Avocat : Et il le faudrait pourtant car c’est bien elle qui est responsable de la situation de mon client aujourd’hui. Comment voulez-vous vivre et surtout vous nourrir sans le sous? Le produit de la mendicité n’est que trop souvent insuffisant.

Le procureur eut un ricanement moqueur

Le procureur (marmonnant à voix basse) : La paresse n’a jamais rempli pas les estomacs, en effet !

Avocat : Alors il est vrai la défense de mon client est un peu…hasardeuse. Il n’a certes pas la verve ni l’esprit de M. le procureur. Mais lui subit sa condition. Aurions-nous mieux agi à sa place ? Sans indemnité chômage, sans assistance publique, sans rien pour vivre dignement. Car finalement, ne sommes-nous pas en train de faire ici injustement le procès de la dignité recherchée? Je demanderai donc au tribunal de faire preuve de mansuétude et de relaxer mon client en lui reconnaissant le bénéfice de l’état de nécessité. M. Bülow est sur le point de retrouver un emploi stable. Une nouvelle vie s’esquisse pour lui si le tribunal veut bien lui accorder une seconde chance !

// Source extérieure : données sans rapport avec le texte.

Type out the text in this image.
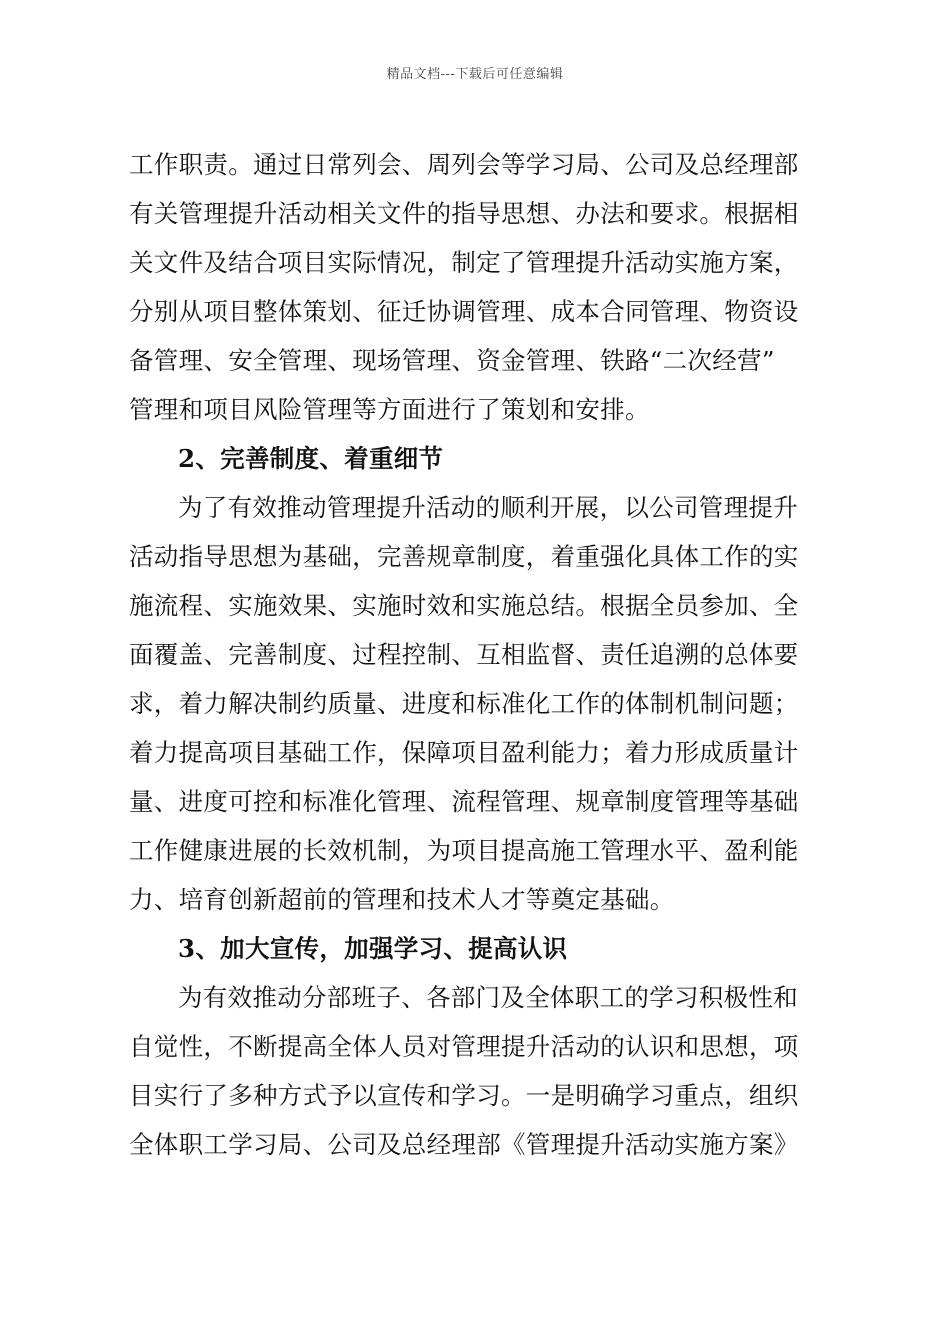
精品文档---下载后可任意编辑
工作职责。通过日常列会、周列会等学习局、公司及总经理部
有关管理提升活动相关文件的指导思想、办法和要求。根据相
关文件及结合项目实际情况，制定了管理提升活动实施方案，
分别从项目整体策划、征迁协调管理、成本合同管理、物资设
备管理、安全管理、现场管理、资金管理、铁路“二次经营”
管理和项目风险管理等方面进行了策划和安排。
2、完善制度、着重细节
为了有效推动管理提升活动的顺利开展，以公司管理提升
活动指导思想为基础，完善规章制度，着重强化具体工作的实
施流程、实施效果、实施时效和实施总结。根据全员参加、全
面覆盖、完善制度、过程控制、互相监督、责任追溯的总体要
求，着力解决制约质量、进度和标准化工作的体制机制问题；
着力提高项目基础工作，保障项目盈利能力；着力形成质量计
量、进度可控和标准化管理、流程管理、规章制度管理等基础
工作健康进展的长效机制，为项目提高施工管理水平、盈利能
力、培育创新超前的管理和技术人才等奠定基础。
3、加大宣传，加强学习、提高认识
为有效推动分部班子、各部门及全体职工的学习积极性和
自觉性，不断提高全体人员对管理提升活动的认识和思想，项
目实行了多种方式予以宣传和学习。一是明确学习重点，组织
全体职工学习局、公司及总经理部《管理提升活动实施方案》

Le président :…Une troisième pour être exacte !

Avocat : Certainement M. le président ! Mais que valent les deux premières lorsque l’ultime perspective est de retrouver la rue et de vivre de la bienfaisance ?

Le président : Bien ! Je vous remercie, maître. La décision sera prononcée à l’issue de l’audience.

L’air confiant, le jeune avocat commis d’office se tourna vers son client. D’un sourire naïf, il lui signala que son dossier était désormais sur de bons rails. Le juge lui paraissait être un homme fort pragmatique dont le physique « graisseux » trahissait une certaine bonhommie. L’inexpérience du jeune candide ne lui permit toutefois pas d’apprendre à se méfier des apparences souvent trompeuses. La peine lui fit l’effet d’un couperet : 18 mois d’emprisonnement ferme. Aucune circonstance atténuante n’était finalement retenue par le tribunal, ni même d’aménagement de peine proposé. La décision était d’une implacable et rare sévérité. Et la perspective d’un nouvel emploi s’envolait pour le pauvre M. Bülow. Après tout avait estimé le tribunal, cet emploi devait pouvoir bénéficier à plus honnête homme. La société odenßoise se montrait en effet d’une redoutable intolérance à l’égard du vol de la propriété d’autrui. Ce fut donc avec le sentiment du devoir accompli que M. le juge et M. le procureur allèrent déjeuner ensemble dans le très cossus bistrot du palais.